The good story is the Dad and his Tot on skates, on Practice Ice, with the both of them falling all over each other. These kinds of things are fine at Public Skate, we expect it then. But not here. Here, you're just embarrassing yourself. Dad picked up Tot (eeeeeeeeeeggghhkkkk), carried him to mom and pointed to the skates. He went off in another language, but I could surmise that Dad blamed Mom for poorly tied skates. Dad was accurate, Mom slipped off the skate while it was fully laced up. I thought about offering to help, but I thought I'd have better luck bailing out the Titanic. Dad then went back onto the ice where he nearly bowled into Coach Olympia, which, had he completed the move, would have been my awesome moment of the day.
Mom decides that Tot is done, so she lets him run around. Tot finds the cones, and tastes them. My yeeeccchhhggg reflex darts to stop him, Mom actually gets testy with my interference, and takes him away. Tot begins screaming bloody murder, a howling, back arching fit. Everyone on the ice is disturbed by this, but she doesn't take him out. Finally, after getting dirty looks from everyone and me just laughing at her, she leaves with Tot.
Coach begins yelling at Stitch, and to my surprise, Stitch was responding. I think she's feeling him out. Go ahead, yell at him. I like Coach's style, she's 20% Mary Poppins and 80% Jack London. Stitch needs a no-nonsense teacher. I wish his school Teacher would get this. They come off the ice, and Coach informs me that they are aiming for a Perfect Program for March. She's aiming for solid elements. I like this.

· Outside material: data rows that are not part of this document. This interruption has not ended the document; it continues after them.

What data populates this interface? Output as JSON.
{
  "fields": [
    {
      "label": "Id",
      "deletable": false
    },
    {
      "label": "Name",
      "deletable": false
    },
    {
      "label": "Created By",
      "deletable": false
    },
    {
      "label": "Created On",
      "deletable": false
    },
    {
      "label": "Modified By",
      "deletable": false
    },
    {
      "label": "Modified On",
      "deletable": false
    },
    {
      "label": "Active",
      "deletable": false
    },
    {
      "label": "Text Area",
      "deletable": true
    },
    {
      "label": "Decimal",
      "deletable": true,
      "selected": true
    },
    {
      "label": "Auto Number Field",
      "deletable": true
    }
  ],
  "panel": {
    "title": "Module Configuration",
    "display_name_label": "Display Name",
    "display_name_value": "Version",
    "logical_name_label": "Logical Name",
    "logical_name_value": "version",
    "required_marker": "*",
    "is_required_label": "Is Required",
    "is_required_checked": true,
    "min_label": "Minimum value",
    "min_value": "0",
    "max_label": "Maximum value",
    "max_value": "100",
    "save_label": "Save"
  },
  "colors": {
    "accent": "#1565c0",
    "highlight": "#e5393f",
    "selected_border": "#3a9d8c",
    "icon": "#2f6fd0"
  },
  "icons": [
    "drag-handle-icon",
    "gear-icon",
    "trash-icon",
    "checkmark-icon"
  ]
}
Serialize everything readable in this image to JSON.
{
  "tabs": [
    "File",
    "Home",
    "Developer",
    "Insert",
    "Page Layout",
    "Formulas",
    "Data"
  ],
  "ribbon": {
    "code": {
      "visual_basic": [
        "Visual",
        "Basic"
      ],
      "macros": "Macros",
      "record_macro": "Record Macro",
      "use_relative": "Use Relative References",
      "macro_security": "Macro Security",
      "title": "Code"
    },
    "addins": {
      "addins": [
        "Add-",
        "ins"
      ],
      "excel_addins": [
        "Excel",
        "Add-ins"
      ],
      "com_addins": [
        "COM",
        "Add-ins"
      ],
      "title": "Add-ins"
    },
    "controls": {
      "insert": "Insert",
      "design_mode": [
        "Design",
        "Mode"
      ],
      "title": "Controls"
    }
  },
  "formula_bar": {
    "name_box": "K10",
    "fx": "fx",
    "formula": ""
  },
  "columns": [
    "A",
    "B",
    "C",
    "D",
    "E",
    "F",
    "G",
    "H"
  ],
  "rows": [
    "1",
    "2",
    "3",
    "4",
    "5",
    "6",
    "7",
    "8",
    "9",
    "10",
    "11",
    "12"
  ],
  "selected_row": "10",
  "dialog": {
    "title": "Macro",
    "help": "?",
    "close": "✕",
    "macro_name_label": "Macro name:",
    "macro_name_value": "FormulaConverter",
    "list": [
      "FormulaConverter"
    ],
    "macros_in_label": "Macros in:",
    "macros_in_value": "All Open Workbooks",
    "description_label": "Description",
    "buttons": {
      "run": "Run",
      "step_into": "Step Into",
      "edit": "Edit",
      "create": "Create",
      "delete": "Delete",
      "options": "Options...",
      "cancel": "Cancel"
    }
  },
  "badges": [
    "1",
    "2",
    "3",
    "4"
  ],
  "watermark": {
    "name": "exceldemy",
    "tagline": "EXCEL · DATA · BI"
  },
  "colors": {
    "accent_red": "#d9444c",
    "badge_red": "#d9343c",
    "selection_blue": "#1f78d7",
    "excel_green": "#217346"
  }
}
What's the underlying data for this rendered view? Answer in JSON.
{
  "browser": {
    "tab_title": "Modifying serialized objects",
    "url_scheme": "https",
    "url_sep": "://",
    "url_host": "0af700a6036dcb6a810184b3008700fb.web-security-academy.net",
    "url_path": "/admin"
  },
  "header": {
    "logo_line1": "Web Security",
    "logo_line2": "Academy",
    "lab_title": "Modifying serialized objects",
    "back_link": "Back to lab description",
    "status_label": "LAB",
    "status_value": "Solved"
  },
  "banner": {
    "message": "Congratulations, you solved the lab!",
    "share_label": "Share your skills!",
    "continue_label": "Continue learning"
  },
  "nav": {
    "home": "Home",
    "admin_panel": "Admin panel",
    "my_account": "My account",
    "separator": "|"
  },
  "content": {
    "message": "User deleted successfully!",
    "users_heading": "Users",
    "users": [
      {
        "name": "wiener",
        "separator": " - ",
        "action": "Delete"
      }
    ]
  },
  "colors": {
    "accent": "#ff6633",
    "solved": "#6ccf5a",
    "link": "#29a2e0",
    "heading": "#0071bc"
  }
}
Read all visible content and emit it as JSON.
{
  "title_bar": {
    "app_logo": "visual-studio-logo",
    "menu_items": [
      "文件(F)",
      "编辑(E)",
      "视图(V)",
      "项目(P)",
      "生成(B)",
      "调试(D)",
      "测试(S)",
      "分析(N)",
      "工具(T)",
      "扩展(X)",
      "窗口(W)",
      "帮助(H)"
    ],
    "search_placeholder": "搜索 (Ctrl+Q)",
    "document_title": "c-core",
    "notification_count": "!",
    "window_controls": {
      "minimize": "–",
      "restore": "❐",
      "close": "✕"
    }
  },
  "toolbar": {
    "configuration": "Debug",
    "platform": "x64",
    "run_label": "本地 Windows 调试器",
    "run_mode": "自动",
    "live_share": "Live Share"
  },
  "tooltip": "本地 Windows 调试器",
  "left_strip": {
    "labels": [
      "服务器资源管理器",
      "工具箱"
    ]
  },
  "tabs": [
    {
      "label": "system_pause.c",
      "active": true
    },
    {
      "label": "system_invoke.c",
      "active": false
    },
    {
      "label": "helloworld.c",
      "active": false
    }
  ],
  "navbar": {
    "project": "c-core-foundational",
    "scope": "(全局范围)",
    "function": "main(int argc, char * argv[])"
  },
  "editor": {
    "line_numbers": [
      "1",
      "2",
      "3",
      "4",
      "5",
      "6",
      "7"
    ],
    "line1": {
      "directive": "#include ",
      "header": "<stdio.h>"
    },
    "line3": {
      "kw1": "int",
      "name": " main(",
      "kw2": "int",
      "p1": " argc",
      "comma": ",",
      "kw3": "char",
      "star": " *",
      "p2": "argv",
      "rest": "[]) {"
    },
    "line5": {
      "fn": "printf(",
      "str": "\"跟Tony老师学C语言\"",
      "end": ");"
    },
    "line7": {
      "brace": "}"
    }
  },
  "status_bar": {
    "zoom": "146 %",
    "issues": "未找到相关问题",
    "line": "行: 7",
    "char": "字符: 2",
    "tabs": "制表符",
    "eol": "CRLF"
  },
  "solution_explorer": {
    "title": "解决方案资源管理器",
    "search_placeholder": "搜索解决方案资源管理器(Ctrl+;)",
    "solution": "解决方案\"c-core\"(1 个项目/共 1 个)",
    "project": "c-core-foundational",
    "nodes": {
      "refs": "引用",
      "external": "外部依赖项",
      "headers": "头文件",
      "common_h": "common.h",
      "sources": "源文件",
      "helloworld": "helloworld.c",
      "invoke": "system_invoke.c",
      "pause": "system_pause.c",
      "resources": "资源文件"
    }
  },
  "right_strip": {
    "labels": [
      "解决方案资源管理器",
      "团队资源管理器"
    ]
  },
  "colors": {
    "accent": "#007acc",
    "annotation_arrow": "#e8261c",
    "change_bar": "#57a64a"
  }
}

She gives me "homework;" Spiral and Lunge stretches Stitch must do at home. We got lazy over the holidays and stopped stretching, so I'll start doing that again. There's some ice on the Big Rink tomorrow, which is good since Pub Skate got relegated to the Small Rink. (Dumb.) Stitch is starting to drag, but he's just got to hold on for another half hour of Boring Beta. "Stay off the wall," I turn him loose on the ice. (He hangs on the wall, and when that happens, he goes off into his own world. That's when class gets "boring" for him.)
So, I watch Group Classes and Group Parents. My skating Saturdays always wind down with Light Entertainment. At least two moms were flapping their arms, several were tight lipped at the sight of clipboards, and the dads were bored. I watch Stitch, again blowing off the Coach and I give up.
Evals get done, and Stitch is dismayed by his paper. Back XO, both directions, "Needs improvement."
"But I did them," he says.
"Did you do them right?"
"UGH!"
We take off for home. Public Skating tonight, and some surprise Practice Ice tomorrow. I'll rework The List to do more program elements, and of course we will do stretching. A really great day, but it's really too bad that Dad didn't hit his target.